Martin,
Many thanks for your post.
Yes I did check the API's and certain method calls expect namespaces while
others do not. Unfortionately, the method I need does not seem to handle an
Xml with a namespace. I am calling a Fetch method which uses Xml to do a
search on a given table in the database.
I generally prefer to use OO classes rather than Xml, but in this case I
have no choice but to the the Xml methods the CRM 3.0 API provides.
I have another slight problem which I am sure you would know the answer to.
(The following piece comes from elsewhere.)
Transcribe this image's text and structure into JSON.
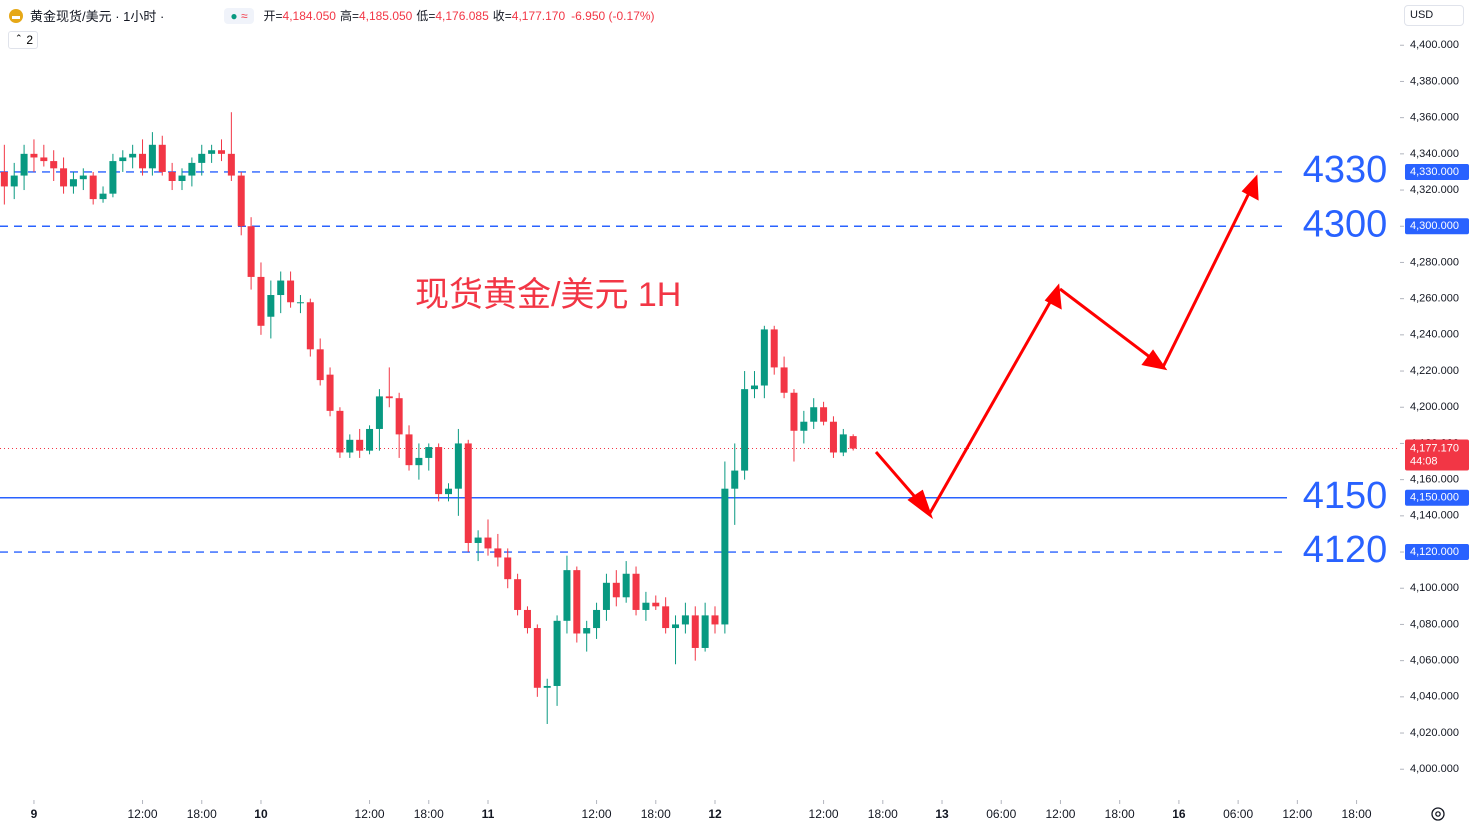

How do you iterate a DOM deleting nodes using RemoveChild(). Let me
rephrase, I know how to delete a node but the counters will get messed up
when the first one is deleted. Consider the following:
XmlNodeList searchEntity = doc.GetElementsByTagName("EntityID");
for(int i = 0; i < searchEntity.Count; i++)
{
XmlNode entity = searchEntity[i];
XmlNode valNode = doc.CreateNode(XmlNodeType.Element, "Value",
entity.NamespaceURI);
string id = GetID(entity.ChildNodes[0].OuterXml);
if (id == null)
{
//Then we couldn't find this value so remove the property rather than
//raise an exception.
properties[0].RemoveChild(searchEntity[i].ParentNode);
}
else
{
valNode.InnerText = id;
XmlNode parentNode = entity.ParentNode;
parentNode.ReplaceChild(valNode, entity);
}
}
I hope the above snip makes sense as of course its not all there, but I hope
you understand where I am comming from.
As soon as the first properties[0].RemoveChild() is called, the
searchEntity.Count will be one less. Of course the above works when removing
only one item, but there may be many.
Regards
Simon.
"Martin Honnen" <ma*******@yahoo.de> wrote in message
news:ei**************@TK2MSFTNGP04.phx.gbl...
Simon Hart wrote:
I have a requirement to remove the xmlns from the DOM in order to pass
over to MS CRM 3.0 Fetch method.It seems the fetch method blows up if
there is a xmlns present!?!
The reason I have a xmlns present is because the Xml I am passing to CRM
is a node from a bigger file that does require a xmlns and using the DOM
.OuterXml seems to set the xmlns for you automatically - which I don't
want.
With the DOM a DOM node gets its namespaceURI when it is created and you
can't change that afterwards. So you would need to create a new node in no
namespace and replace the old one with the new. And if you have e.g.
<root xmlns="http://example.com/2006/ns1">
<child />
</root>
then when the XML is parsed each element node, so both root and child are
created in the namespace with namespace URI http://example.com/2006/ns1.
That means if you wanted to use the DOM to change the namespace (or remove
it) that you have to recreate each element node.
Fortunately there is XSLT where you can write a short stylesheet that
removes all namespaces e.g.
<xsl:stylesheet xmlns:xsl="http://www.w3.org/1999/XSL/Transform"
version="1.0">
<xsl:output method="xml" />
<xsl:template match="*">
<xsl:element name="{local-name()}">
<xsl:apply-templates select="@* | node()" />
</xsl:element>
</xsl:template>
<xsl:template match="@*">
<xsl:attribute name="{local-name()}"><xsl:value-of select="."
/></xsl:attribute>
</xsl:template>
<xsl:template match="text() | comment() | processing-instruction()">
<xsl:copy />
</xsl:template>
</xsl:stylesheet>
Then you can apply that transformation with XslTransform in .NET 1.x and
XslCompiled Transform in .NET 2.0.
On the other hand most if not all attempts of people to strip an XML
document of its namespaces are usually caused by misunderstanding or lack
of knowledge on how to use namespace aware tools. I don't know MS CRM 3.0
but I would suggest to first check in detail whether it does not have
settings or APIs to properly process XML with namespaces.